To Defeat Perfectionism, Make Mistakes On Purpose 

The urge to be perfect can prevent you from taking action. You don’t share creative projects that aren’t 100 per cent ready, or you’re afraid to ask someone out if you’re not sure it’s exactly right — so you just … don’t. If you’re feeling stymied by this need to never screw up, try making a mistake on purpose.

Making an on-purpose mistake would seem to be innocuous; after all, if you’re trying to make a mistake, isn’t the mistake itself not a mistake? Even so, mistake-making can be a good way to test your unnecessary commitment to perfectionism, says Reshma Saujani, the founder and CEO of Girls Who Code. In an op-ed for USA Today, Saujani says that during a workshop, she challenged a group of women to send a work email with a typo in it. The person receiving it wouldn’t know they’d done it on purpose, so it would still read as an error. She suggested this purposeful mistake as a way to bust down the restricting walls of perfectionism:

Research confirms that perfectionists — completely stunted by anxiety and procrastination — are less successful in any given field. As psychologist Thomas Greenspan wisely pointed out, “waiting for the surgeon to be absolutely sure the correct decision is being made could allow me to bleed to death.” And studies indicate that perfectionism is a stronger indicator of procrastination and anxiety for women than it is for men.
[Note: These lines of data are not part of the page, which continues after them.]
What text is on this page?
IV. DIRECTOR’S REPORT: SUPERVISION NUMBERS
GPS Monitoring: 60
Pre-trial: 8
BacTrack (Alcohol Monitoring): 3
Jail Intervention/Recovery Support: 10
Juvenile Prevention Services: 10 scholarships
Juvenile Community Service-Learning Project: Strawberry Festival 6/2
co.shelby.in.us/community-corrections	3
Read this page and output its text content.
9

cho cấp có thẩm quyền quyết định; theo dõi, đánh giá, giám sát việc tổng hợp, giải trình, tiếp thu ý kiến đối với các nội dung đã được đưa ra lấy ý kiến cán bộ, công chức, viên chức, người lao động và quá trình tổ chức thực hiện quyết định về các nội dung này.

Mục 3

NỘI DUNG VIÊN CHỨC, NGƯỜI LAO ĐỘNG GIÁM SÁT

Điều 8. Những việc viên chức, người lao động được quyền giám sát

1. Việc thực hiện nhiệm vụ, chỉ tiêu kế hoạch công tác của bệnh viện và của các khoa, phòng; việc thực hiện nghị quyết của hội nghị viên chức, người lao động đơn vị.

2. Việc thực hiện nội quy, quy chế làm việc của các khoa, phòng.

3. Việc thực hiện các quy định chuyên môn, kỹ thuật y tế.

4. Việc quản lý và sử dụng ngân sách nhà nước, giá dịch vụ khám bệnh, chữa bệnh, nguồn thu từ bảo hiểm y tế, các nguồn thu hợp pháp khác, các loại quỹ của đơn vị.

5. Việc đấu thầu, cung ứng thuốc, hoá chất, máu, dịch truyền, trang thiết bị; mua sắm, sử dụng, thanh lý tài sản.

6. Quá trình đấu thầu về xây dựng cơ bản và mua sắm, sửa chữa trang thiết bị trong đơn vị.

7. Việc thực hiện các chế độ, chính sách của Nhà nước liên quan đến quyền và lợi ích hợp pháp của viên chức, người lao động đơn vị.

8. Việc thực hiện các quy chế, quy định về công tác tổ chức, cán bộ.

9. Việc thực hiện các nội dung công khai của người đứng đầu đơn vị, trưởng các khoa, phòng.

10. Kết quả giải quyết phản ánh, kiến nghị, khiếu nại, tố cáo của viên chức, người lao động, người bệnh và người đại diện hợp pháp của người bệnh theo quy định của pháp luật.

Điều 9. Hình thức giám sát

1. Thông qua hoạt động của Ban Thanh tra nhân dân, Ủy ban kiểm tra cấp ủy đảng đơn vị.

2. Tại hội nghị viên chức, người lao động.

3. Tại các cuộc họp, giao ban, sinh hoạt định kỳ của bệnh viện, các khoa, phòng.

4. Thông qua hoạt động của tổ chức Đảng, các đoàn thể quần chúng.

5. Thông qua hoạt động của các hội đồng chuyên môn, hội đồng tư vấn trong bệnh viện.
When failure isn’t an option, neither is taking risks, and that right there is how perfection strangles bravery. These are the consequences of perfectionism. But those aren’t the only consequences.

Making a controlled mistake would allow the women who did it to experience the fallout — and for the most part, when we make a mistake like a typo, the fallout is … zero. Most of us don’t have jobs that allow no room for error, but even so, the fear of errors prevents us from reaching our full potential. The best way to get better at anything is through practice, putting yourself out there, and learning from the mistakes you’re so scared of making.

So screw up a little. Try saying the wrong word in conversation, flipping to the wrong slide in a presentation, stepping in the wrong direction in Zumba class. See what happens when you mess up — then you’ll know. Whatever the thing you fear messing up is in your professional or personal life, that’s what you need to test. You might discover that it’s not something you have to be worried about at all.